Feng Bo, Zhao Jixin, Jiang Zheyu
School of Business and Research Center for Smarter Supply Chain, Soochow University, Suzhou, 215021 China.
Miami Business School, University of Miami, Coral Gables, FL 33146 USA.
Ann Oper Res. 2022;310(1):49-87. doi: 10.1007/s10479-020-03926-9. Epub 2021 Feb 26.

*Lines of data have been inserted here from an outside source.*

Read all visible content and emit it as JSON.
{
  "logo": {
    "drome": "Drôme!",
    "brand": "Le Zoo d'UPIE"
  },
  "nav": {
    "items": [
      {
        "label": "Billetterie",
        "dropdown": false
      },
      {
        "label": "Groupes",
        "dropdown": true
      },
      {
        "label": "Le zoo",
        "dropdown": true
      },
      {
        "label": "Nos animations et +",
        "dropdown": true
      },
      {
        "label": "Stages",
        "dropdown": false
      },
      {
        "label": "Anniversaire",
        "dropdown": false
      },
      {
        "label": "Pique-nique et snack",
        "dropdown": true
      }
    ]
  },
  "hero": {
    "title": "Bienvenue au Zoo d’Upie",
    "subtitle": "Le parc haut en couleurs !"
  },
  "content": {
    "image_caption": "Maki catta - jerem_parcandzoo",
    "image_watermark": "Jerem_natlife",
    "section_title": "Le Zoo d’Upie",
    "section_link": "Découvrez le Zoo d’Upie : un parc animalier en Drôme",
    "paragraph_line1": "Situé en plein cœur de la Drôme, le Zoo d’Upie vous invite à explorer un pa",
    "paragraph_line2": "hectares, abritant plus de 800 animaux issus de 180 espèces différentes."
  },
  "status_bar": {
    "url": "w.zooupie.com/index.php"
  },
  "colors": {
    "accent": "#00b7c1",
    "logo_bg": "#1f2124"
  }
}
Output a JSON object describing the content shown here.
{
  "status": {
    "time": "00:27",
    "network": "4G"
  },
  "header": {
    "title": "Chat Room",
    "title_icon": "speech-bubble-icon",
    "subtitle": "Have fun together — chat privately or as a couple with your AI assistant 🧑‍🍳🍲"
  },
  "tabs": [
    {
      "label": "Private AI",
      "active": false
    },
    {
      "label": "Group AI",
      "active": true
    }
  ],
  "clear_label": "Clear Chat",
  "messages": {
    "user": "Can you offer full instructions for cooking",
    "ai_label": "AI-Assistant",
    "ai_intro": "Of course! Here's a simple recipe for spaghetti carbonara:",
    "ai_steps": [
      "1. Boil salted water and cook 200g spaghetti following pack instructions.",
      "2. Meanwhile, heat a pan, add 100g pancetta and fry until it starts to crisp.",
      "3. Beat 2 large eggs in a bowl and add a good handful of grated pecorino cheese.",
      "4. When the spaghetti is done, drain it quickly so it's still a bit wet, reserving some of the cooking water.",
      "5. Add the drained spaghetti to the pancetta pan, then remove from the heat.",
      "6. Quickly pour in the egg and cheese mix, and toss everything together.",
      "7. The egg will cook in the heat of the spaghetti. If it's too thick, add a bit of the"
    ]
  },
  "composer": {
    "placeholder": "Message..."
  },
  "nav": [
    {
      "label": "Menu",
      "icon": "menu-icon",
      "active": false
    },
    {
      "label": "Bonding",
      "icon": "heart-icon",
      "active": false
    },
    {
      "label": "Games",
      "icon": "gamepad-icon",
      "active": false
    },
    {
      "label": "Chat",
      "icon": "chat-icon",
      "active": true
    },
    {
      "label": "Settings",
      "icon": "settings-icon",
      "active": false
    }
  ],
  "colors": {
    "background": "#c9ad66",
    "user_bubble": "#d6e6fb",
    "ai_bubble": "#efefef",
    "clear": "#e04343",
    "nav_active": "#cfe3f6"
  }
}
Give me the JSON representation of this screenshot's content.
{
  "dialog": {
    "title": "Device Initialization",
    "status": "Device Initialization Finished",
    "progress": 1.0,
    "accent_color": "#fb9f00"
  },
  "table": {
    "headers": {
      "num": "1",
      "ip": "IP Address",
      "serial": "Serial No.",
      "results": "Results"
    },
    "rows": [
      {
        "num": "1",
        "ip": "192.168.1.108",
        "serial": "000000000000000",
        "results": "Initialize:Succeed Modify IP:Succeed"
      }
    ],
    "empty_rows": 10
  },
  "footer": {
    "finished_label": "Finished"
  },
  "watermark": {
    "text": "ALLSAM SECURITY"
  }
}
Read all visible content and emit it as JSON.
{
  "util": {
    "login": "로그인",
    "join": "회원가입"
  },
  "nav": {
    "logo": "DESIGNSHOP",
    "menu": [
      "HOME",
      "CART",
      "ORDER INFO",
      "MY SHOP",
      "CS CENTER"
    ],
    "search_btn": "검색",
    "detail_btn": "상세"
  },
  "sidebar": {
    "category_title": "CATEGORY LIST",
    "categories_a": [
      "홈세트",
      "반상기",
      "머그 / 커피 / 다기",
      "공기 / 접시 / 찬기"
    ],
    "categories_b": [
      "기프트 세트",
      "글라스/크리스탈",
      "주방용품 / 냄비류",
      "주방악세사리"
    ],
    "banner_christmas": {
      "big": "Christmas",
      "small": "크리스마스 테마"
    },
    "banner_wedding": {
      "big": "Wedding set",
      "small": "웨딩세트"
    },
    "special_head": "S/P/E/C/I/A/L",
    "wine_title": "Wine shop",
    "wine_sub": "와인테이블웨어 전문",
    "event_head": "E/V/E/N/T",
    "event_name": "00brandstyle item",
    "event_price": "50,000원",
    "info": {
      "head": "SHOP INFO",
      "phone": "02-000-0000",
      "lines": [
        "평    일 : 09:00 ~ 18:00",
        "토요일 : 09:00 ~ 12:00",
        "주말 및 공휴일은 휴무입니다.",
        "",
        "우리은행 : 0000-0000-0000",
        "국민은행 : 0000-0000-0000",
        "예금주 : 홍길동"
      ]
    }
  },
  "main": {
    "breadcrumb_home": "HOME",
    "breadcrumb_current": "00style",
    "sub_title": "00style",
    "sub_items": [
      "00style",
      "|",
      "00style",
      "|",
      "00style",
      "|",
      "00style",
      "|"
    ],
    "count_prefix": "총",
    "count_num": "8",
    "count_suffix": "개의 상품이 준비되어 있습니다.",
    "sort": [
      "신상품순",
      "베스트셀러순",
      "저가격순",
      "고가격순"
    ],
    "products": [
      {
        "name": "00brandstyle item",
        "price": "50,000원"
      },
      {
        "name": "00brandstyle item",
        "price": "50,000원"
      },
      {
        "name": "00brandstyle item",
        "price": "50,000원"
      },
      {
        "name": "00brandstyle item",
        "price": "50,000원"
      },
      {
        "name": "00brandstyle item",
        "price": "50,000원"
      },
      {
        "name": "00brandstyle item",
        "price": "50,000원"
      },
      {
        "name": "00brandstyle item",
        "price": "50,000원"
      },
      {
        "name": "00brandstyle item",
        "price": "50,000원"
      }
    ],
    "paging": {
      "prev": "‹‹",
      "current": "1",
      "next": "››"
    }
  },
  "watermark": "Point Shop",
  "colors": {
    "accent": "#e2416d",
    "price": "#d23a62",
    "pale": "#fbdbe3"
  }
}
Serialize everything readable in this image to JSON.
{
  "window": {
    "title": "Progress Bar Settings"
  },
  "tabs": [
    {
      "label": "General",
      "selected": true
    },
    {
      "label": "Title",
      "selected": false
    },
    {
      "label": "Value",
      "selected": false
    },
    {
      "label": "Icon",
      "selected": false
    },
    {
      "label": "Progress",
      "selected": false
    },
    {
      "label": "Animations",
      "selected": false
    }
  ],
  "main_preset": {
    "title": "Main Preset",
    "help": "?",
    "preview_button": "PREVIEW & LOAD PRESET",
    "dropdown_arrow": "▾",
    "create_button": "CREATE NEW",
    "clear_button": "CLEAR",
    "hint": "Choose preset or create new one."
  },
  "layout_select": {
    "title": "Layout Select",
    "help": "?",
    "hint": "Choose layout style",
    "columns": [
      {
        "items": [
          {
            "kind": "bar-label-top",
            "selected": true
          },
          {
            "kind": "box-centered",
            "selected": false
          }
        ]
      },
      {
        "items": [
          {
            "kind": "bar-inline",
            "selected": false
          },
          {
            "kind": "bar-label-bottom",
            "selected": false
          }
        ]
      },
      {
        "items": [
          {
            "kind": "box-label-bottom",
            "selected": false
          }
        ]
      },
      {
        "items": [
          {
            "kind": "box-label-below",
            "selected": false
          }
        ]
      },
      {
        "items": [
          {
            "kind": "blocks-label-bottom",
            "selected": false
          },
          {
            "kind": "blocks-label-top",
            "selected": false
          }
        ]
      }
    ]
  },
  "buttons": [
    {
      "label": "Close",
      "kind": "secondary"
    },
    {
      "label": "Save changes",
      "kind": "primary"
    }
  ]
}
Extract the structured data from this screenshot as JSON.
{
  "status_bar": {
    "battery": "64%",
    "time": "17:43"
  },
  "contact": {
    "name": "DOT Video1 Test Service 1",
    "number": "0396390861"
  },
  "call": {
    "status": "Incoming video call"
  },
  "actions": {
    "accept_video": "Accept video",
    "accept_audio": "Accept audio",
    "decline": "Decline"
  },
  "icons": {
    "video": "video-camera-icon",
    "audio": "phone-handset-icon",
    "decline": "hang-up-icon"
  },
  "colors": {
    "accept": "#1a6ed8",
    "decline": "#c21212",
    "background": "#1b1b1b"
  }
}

In the spot market for air cargo, airlines typically adopt dynamic pricing to tackle demand uncertainty, for which it is difficult to accurately estimate the distribution. This study addresses the problem where a dominant airline dynamically sets prices to sell its capacities within a two-phase sales period with only partial information. That partial information may show as the moments (upper and lower bounds and mean) and the median of the demand distribution. We model the problem of dynamic pricing as a distributional robust stochastic programming, which minimizes the expected regret value under the worst-case distribution in the presence of partial information. We further reformulate the proposed non-convex model to show that the closed-form formulae of the second-stage maximal expected regret are well-structured. We also design an efficient algorithm to characterize robust pricing strategies in a polynomial-sized running time. Using numerical analysis, we present several useful managerial insights for airline managers to strategically collect demand information and make prices for their capacities in different market situations. Moreover, we verify that additional information will not compromise the viability of the pricing strategies being implemented. Therefore, the method we present in this paper is easier for airlines to use.
在航空货运现货市场中,航空公司通常采用动态定价来应对需求的不确定性,而需求分布难以准确估计。本研究解决了一个主导航空公司在两阶段销售期内仅依据部分信息动态设定价格以出售其运力的问题。该部分信息可能表现为需求分布的矩(上下界和均值)以及中位数。我们将动态定价问题建模为分布鲁棒随机规划,即在部分信息存在的情况下,在最坏情况分布下最小化预期遗憾值。我们进一步对所提出的非凸模型进行重新表述,以表明第二阶段最大预期遗憾的闭式公式结构良好。我们还设计了一种高效算法,以在多项式规模的运行时间内刻画鲁棒定价策略。通过数值分析,我们为航空公司经理提供了一些有用的管理见解,以便他们在不同市场情况下战略性地收集需求信息并为其运力定价。此外,我们验证了额外信息不会损害所实施定价策略的可行性。因此,我们在本文中提出的方法对航空公司来说更易于使用。